Nemesis wears tights, a cape, and a mask, but he’s not a superhero. No, he’s the world’s first supervillain, a notorious psychopath who’s left a trail of dead cops all across Asia. He revels in their deaths, staging elaborate disasters apparently just to display his contempt for the law. The first cop we witness him murder is a Japanese inspector; he takes the inspector hostage and ties him to a chair, sends the inspector’s team to the wrong address just to blow them up, then lets the inspector get hit by a train, all before gleefully watching the train careen over the track demolished by the previous explosion.
In the very next scene, we meet our supposed hero, Washington, D.C. Police Chief Blake Morrow. Before we even see him, we see his bullets piercing the brains, necks, and stomachs of several convenience store robbers, blood splashing everywhere. When we do see him–a cross between Daniel Craig and Harrison Ford–he’s holding a smoking gun, smirking at the frightened bystanders: “Take it easy, people. Everything’s fine. As soon as you’re ready we’ll head outside where I’ve got a team of stress counsellors on standby.” It’s like a fucking NRA ad; that thing in his hands may as well have been ripped from Rob Liefeld’s dark hallway of a mind.
That’s heroism? Sneaking in through the backdoor and blasting apart some thugs without even trying to negotiate? Seems to me if a cop, let alone a police chief, took the “annihilate first, ask questions later” approach, they’d be reprimanded. Even Dirty Harry–who followed the law a lot more than our Chief Morrow here–was repeatedly threatened with his badge being taken away. I’ve watched every single episode of The Shield, and not even Vic Mackey pulled shit like that. Yet Chief Morrow is looked upon as the shining beacon of American justice. On his way to play baccarat with a group of intellectuals, he is informed that he has become Nemesis’ next target. That’s how “lawful” he is.
There is something very wrong with this story. In trying to understand why a brainwashed eleven-year-old girl hacking and slashing her way through coke dealers was acceptable to me in Kick-Ass and yet one responsible adult shooting some robbers in Nemesis isn’t, I think I began to feel what Roger Ebert felt about the film version of Kick-Ass (which I liked).
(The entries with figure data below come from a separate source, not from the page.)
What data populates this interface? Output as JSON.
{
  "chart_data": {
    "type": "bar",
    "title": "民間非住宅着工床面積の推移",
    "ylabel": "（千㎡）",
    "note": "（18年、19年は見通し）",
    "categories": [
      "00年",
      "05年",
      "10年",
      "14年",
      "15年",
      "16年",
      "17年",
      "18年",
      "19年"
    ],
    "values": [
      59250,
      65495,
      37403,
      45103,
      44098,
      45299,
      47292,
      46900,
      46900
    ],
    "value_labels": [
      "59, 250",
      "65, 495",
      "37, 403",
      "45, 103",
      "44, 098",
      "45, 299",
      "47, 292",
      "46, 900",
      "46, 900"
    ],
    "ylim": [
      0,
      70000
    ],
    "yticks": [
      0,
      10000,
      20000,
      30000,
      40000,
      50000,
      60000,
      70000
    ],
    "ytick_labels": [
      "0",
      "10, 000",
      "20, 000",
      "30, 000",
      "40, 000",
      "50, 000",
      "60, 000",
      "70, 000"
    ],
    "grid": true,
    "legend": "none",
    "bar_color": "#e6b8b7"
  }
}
This book left me empty. I saw no displays of heroism, no one worth caring about. Just violence. Hollow, glorified violence. Like I’ve said, there’s a deeper message at the heart of Kick-Ass. There is even an emotional pay-off for Hit Girl that makes her the most human character in the series. But Nemesis and Chief Morrow are just archetypal shells spilling cheap blood; Millar’s joy at spilling said blood is palpable.
It is very possible that there is some deeper message at work in Nemesis, and it would be unfair to think that its first issue would spell it out. But this first issue is deeply unpleasant. I was not entertained. I was not thrilled. I was not disgusted. I felt nothing. This is far from the worst comic book I have ever read–hello, Ultimatum–but I can find nothing to recommend it, not even Steve McNiven’s art, which is detailed and well-formed yet ultimately lifeless. I might give this series another issue to reveal more of what it’s about, to see if there is actually a point to it besides shock value. I will not, however, be paying for it.